Who ever said popes didn’t know how to crack a good joke?
Sixtus V: One day the pope was invited to witness a “miracle” in one of Rome’s churches: a cross that bled. When he arrived, he realized that there was nothing miraculous occurring and requested a hatchet. Standing before the cross, he said, “As Christ I adore you; as wood I cut you.” And indeed he discovered the deception; within the cross were sponges soaked in blood. The pope’s intuition gained him a reputation among the Romans who would say, “Like Pope Sixtus, who doesn’t even pardon Jesus!”
Leo XIII: The pope had filled the Vatican Gardens with animals that had been given him as gifts during the pontificate. One day, as he was walking through the gardens, a gazelle practically toppled him as it ran away. Everyone accompanying the pope was alarmed, but the pope immediately and calmly said, “When have you seen a ‘leo’ (lion) get afraid of a defenseless gazelle?”

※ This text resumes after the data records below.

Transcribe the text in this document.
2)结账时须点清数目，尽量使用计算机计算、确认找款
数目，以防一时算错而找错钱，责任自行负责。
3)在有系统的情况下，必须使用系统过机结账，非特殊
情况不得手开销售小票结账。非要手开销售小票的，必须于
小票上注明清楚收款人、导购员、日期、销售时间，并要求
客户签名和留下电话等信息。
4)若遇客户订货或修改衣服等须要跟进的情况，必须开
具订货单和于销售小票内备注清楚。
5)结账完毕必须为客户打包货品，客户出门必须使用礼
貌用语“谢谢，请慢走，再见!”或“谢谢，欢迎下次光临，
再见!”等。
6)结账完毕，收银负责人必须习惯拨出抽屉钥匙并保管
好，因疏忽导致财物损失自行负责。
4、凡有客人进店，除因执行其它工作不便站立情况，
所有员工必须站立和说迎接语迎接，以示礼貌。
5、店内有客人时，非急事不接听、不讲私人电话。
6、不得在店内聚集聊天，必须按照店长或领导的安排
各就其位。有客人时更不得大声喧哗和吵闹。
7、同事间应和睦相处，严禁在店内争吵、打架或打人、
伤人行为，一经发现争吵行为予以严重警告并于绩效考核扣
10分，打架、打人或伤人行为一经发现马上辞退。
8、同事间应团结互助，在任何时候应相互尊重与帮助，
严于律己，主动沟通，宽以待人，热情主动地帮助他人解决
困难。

Another of Leo XIII: One day the pope had an audience with a Spanish gentleman, who, filled with gratitude for his chance to speak with the pope, told him, “I thank you Your Holiness for this great opportunity. Just think, days before Pius IX died, he also granted me an audience.” And Pope Leo responded, “If I would have known that you were so dangerous for popes, I would have postponed our meeting for a few years!”
John XXIII: The Good Pope was also known for being a jokester. During one discourse he recounted, “It often happens to me that I wake up at night and start thinking about a whole list of grave problems. So then I make the brave decision to go in the morning and speak with the pope about these things. Then I wake up completely and remember that I’m the pope!”
Another anecdote comes from his time before the election, when he was the apostolic nuncio to France. Archbishop Roncalli (the future Pope John) was presented one day with the chief rabbi of Paris and the two had a warm conversation. When they were ready to move into the sitting room, the rabbi courteously invited the archbishop to go first. Archbishop Roncalli responded, “Please, the Old Testament first…”
Paul VI: One day he called the convent of the Holy Spirit in Rome. A nun answered, saying, “Hello, this is the Mother Superior of the Holy Spirit.” The pope replied, “I’m sorry, you’ll have to accept speaking with the lowly Vicar of Christ on earth!”
John Paul II: During a conclave, an elderly cardinal approached Cardinal Wojtyla, to chide him: “Your Eminence, I have heard that you ski, climb mountains, ride a bicycle and swim. I do not believe that this is fitting for a Prince of the Church.” The future pope answered him, “But don’t you know that in Poland, 50 percent of the cardinals do these same things?” (His answer was savvy since at that time, Poland only had two cardinals!)
Pope Francis: With his Argentinean touch, we could mention several anecdotes from this pontificate. Here we share only two, both from his famous telephone calls.
The first, a call he made as a newly elected pope: “Good morning. I am Pope Francis and I would like to speak to the Father General,” he said to the receptionist of the Jesuits. And the young religious replied, “Yes, and I’m Napoleon!”
Another time he called the Carmelites of Cordoba to greet them, but they were in prayer when his call came in. Pope Francis left a message on the machine: “What might these nuns be doing that they can’t answer?” — a call from the pope!
Translated from Aleteia’s Spanish edition.